Miguel de Souza Ferrari
El sol extendía sus últimos rayos sobre la Selva Negra. Sólo las ramas más altas de sus frondosos árboles recibían un resto de luminosidad rojiza cuando, de entre la penumbra, se vislumbraba la figura de un hombre caminando en dirección a la ciudad de Ettenheim, situada a cuatro leguas del Rin. Al acercarse a la claridad procedente de las casas, se podían distinguir sus rasgos: de unos 30 años, metro setenta de altura, pelo castaño, cara ovalada, larga y regular, ojos castaño-cenicientos, boca mediana, nariz aguileña, mentón algo puntiagudo; muy robusto, ágil y lleno de gracia.1 Iba armado, pues venía de una cacería. Todos lo llamaban «Señor Duque de Enghien», y su nombre era Luis Antonio Enrique de Borbón-Condé. Hijo de los duques de Borbón, había nacido en el señorío de Chantilly el 2 de agosto de 1772, siendo su abuelo paterno el príncipe de Condé y su abuelo materno, Luis Felipe de Orleans.

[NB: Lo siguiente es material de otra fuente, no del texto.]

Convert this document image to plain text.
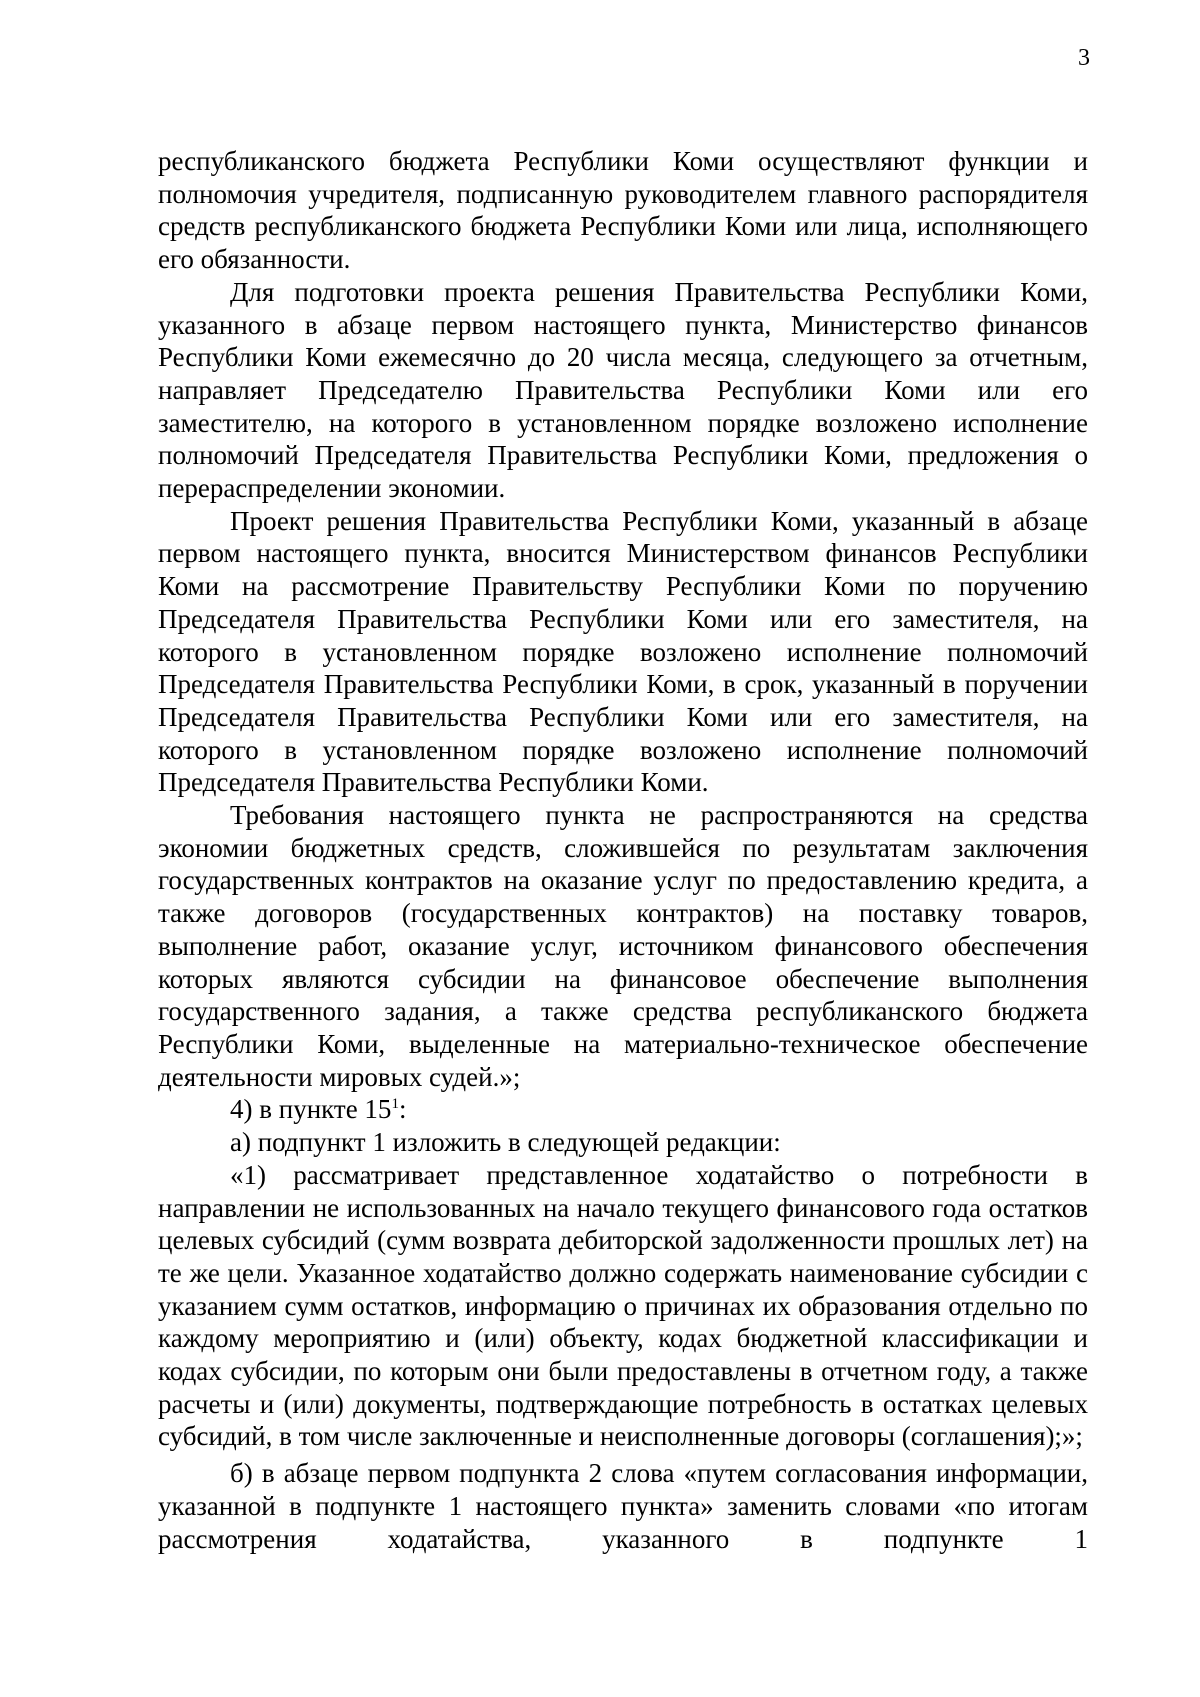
3

республиканского бюджета Республики Коми осуществляют функции и полномочия учредителя, подписанную руководителем главного распорядителя средств республиканского бюджета Республики Коми или лица, исполняющего его обязанности.

Для подготовки проекта решения Правительства Республики Коми, указанного в абзаце первом настоящего пункта, Министерство финансов Республики Коми ежемесячно до 20 числа месяца, следующего за отчетным, направляет Председателю Правительства Республики Коми или его заместителю, на которого в установленном порядке возложено исполнение полномочий Председателя Правительства Республики Коми, предложения о перераспределении экономии.

Проект решения Правительства Республики Коми, указанный в абзаце первом настоящего пункта, вносится Министерством финансов Республики Коми на рассмотрение Правительству Республики Коми по поручению Председателя Правительства Республики Коми или его заместителя, на которого в установленном порядке возложено исполнение полномочий Председателя Правительства Республики Коми, в срок, указанный в поручении Председателя Правительства Республики Коми или его заместителя, на которого в установленном порядке возложено исполнение полномочий Председателя Правительства Республики Коми.

Требования настоящего пункта не распространяются на средства экономии бюджетных средств, сложившейся по результатам заключения государственных контрактов на оказание услуг по предоставлению кредита, а также договоров (государственных контрактов) на поставку товаров, выполнение работ, оказание услуг, источником финансового обеспечения которых являются субсидии на финансовое обеспечение выполнения государственного задания, а также средства республиканского бюджета Республики Коми, выделенные на материально-техническое обеспечение деятельности мировых судей.»;

4) в пункте $15^1$:

а) подпункт 1 изложить в следующей редакции:

«1) рассматривает представленное ходатайство о потребности в направлении не использованных на начало текущего финансового года остатков целевых субсидий (сумм возврата дебиторской задолженности прошлых лет) на те же цели. Указанное ходатайство должно содержать наименование субсидии с указанием сумм остатков, информацию о причинах их образования отдельно по каждому мероприятию и (или) объекту, кодах бюджетной классификации и кодах субсидии, по которым они были предоставлены в отчетном году, а также расчеты и (или) документы, подтверждающие потребность в остатках целевых субсидий, в том числе заключенные и неисполненные договоры (соглашения);»;

б) в абзаце первом подпункта 2 слова «путем согласования информации, указанной в подпункте 1 настоящего пункта» заменить словами «по итогам рассмотрения ходатайства, указанного в подпункте 1
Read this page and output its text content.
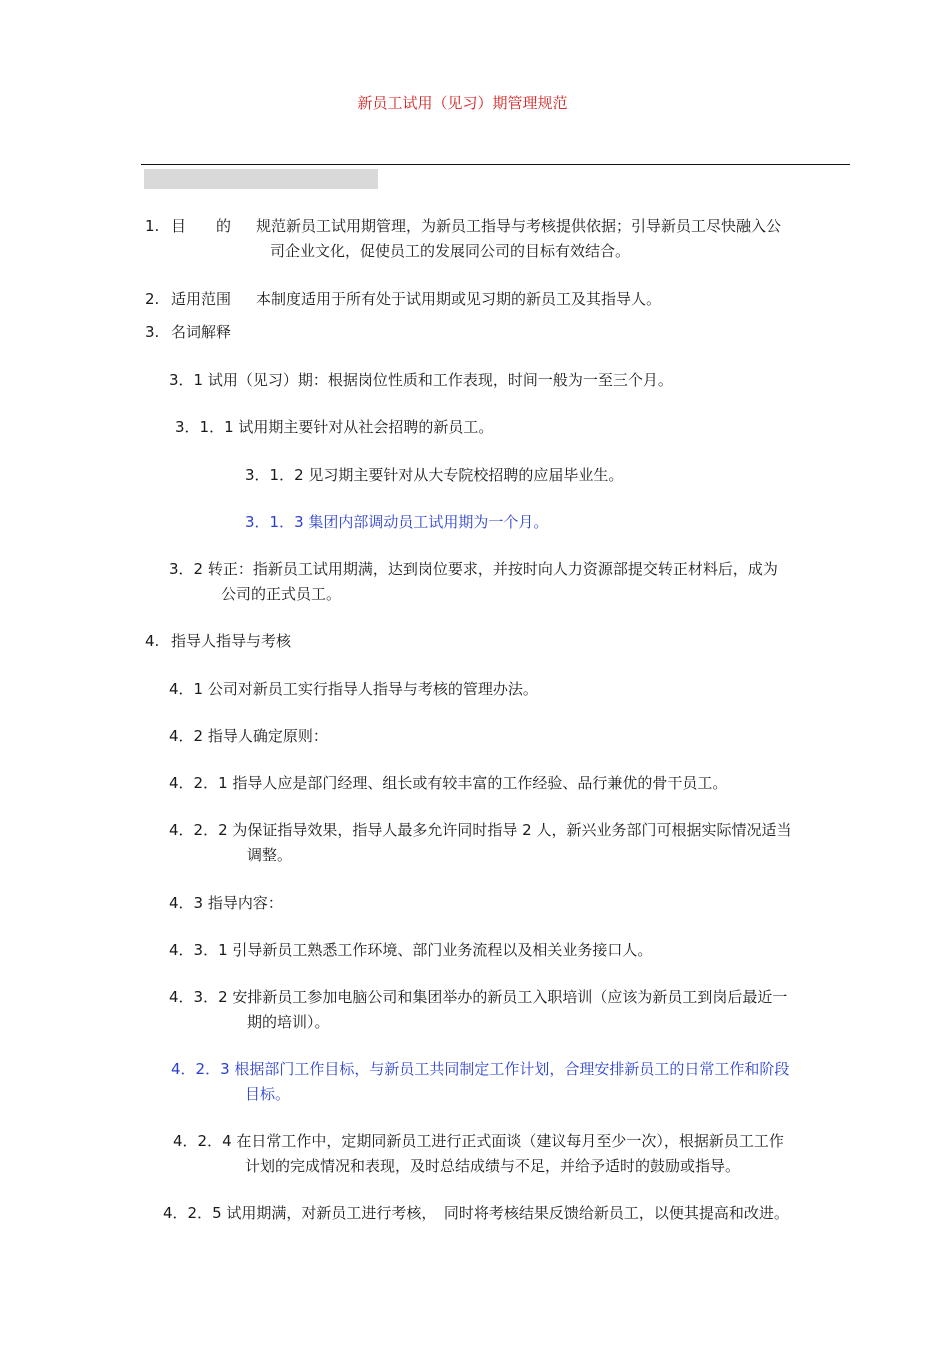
新员工试用（见习）期管理规范
1. 目　　的 规范新员工试用期管理，为新员工指导与考核提供依据；引导新员工尽快融入公
司企业文化，促使员工的发展同公司的目标有效结合。
2. 适用范围 本制度适用于所有处于试用期或见习期的新员工及其指导人。
3. 名词解释
3．1 试用（见习）期：根据岗位性质和工作表现，时间一般为一至三个月。
3．1．1 试用期主要针对从社会招聘的新员工。
3．1．2 见习期主要针对从大专院校招聘的应届毕业生。
3．1．3 集团内部调动员工试用期为一个月。
3．2 转正：指新员工试用期满，达到岗位要求，并按时向人力资源部提交转正材料后，成为
公司的正式员工。
4. 指导人指导与考核
4．1 公司对新员工实行指导人指导与考核的管理办法。
4．2 指导人确定原则：
4．2．1 指导人应是部门经理、组长或有较丰富的工作经验、品行兼优的骨干员工。
4．2．2 为保证指导效果，指导人最多允许同时指导 2 人，新兴业务部门可根据实际情况适当
调整。
4．3 指导内容：
4．3．1 引导新员工熟悉工作环境、部门业务流程以及相关业务接口人。
4．3．2 安排新员工参加电脑公司和集团举办的新员工入职培训（应该为新员工到岗后最近一
期的培训）。
4．2．3 根据部门工作目标，与新员工共同制定工作计划，合理安排新员工的日常工作和阶段
目标。
4．2．4 在日常工作中，定期同新员工进行正式面谈（建议每月至少一次），根据新员工工作
计划的完成情况和表现，及时总结成绩与不足，并给予适时的鼓励或指导。
4．2．5 试用期满，对新员工进行考核，　同时将考核结果反馈给新员工，以便其提高和改进。
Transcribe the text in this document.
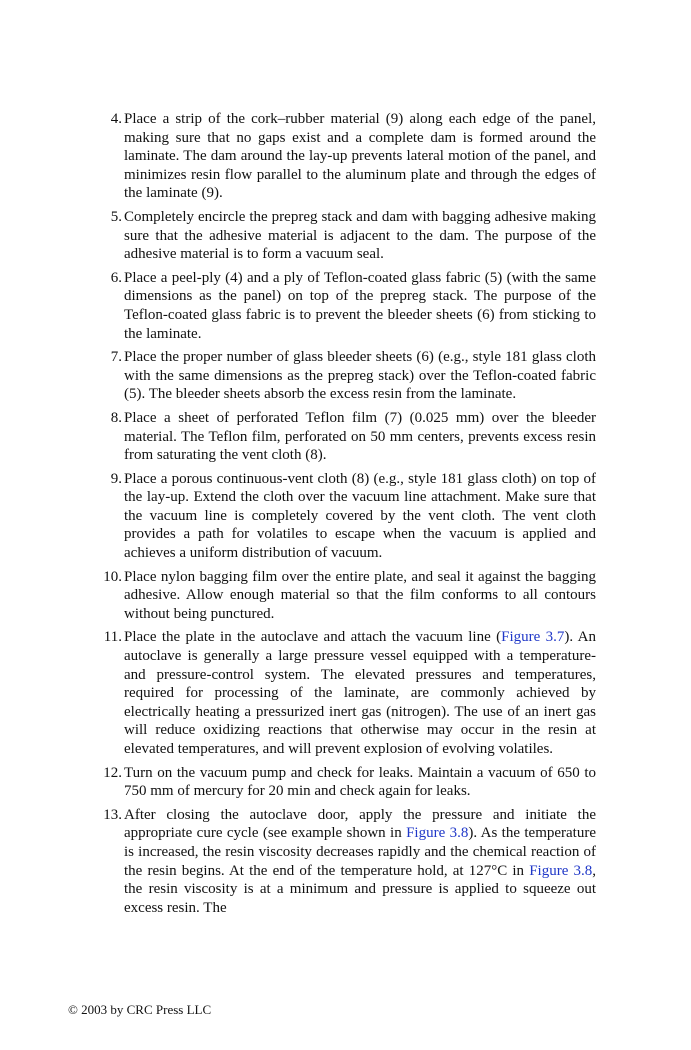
4. Place a strip of the cork–rubber material (9) along each edge of the panel, making sure that no gaps exist and a complete dam is formed around the laminate. The dam around the lay-up prevents lateral motion of the panel, and minimizes resin flow parallel to the aluminum plate and through the edges of the laminate (9).
5. Completely encircle the prepreg stack and dam with bagging adhesive making sure that the adhesive material is adjacent to the dam. The purpose of the adhesive material is to form a vacuum seal.
6. Place a peel-ply (4) and a ply of Teflon-coated glass fabric (5) (with the same dimensions as the panel) on top of the prepreg stack. The purpose of the Teflon-coated glass fabric is to prevent the bleeder sheets (6) from sticking to the laminate.
7. Place the proper number of glass bleeder sheets (6) (e.g., style 181 glass cloth with the same dimensions as the prepreg stack) over the Teflon-coated fabric (5). The bleeder sheets absorb the excess resin from the laminate.
8. Place a sheet of perforated Teflon film (7) (0.025 mm) over the bleeder material. The Teflon film, perforated on 50 mm centers, prevents excess resin from saturating the vent cloth (8).
9. Place a porous continuous-vent cloth (8) (e.g., style 181 glass cloth) on top of the lay-up. Extend the cloth over the vacuum line attachment. Make sure that the vacuum line is completely covered by the vent cloth. The vent cloth provides a path for volatiles to escape when the vacuum is applied and achieves a uniform distribution of vacuum.
10. Place nylon bagging film over the entire plate, and seal it against the bagging adhesive. Allow enough material so that the film conforms to all contours without being punctured.
11. Place the plate in the autoclave and attach the vacuum line (Figure 3.7). An autoclave is generally a large pressure vessel equipped with a temperature- and pressure-control system. The elevated pressures and temperatures, required for processing of the laminate, are commonly achieved by electrically heating a pressurized inert gas (nitrogen). The use of an inert gas will reduce oxidizing reactions that otherwise may occur in the resin at elevated temperatures, and will prevent explosion of evolving volatiles.
12. Turn on the vacuum pump and check for leaks. Maintain a vacuum of 650 to 750 mm of mercury for 20 min and check again for leaks.
13. After closing the autoclave door, apply the pressure and initiate the appropriate cure cycle (see example shown in Figure 3.8). As the temperature is increased, the resin viscosity decreases rapidly and the chemical reaction of the resin begins. At the end of the temperature hold, at 127°C in Figure 3.8, the resin viscosity is at a minimum and pressure is applied to squeeze out excess resin. The
© 2003 by CRC Press LLC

Al llegar a su casa —una especie de palacete gótico de dos alturas— aquel fatídico 14 de marzo de 1804, enseguida fue recibido con alegría por Mohiloff, su perro preferido, pero de manera taciturna por Féron, su ayuda de cámara. Éste le advirtió que dos extraños habían merodeado por la casa durante el día. Féron estuvo siguiendo sus movimientos desde la contraventana y había enviado tras su pista a otro sirviente del príncipe, llamado Canone, quien aseguró que la fisonomía de uno de ellos no le era desconocida; creía que era un gendarme disfrazado al que había visto varias veces en Estrasburgo, adonde iba a menudo a buscar provisiones.
El duque no le dio mucha importancia a ese hecho, sin embargo, para tranquilizar a su esposa, la princesa Carlota, decidió pasar unos días fuera de Ettenheim. Fijó entonces su partida para dos días después.
Sospechas…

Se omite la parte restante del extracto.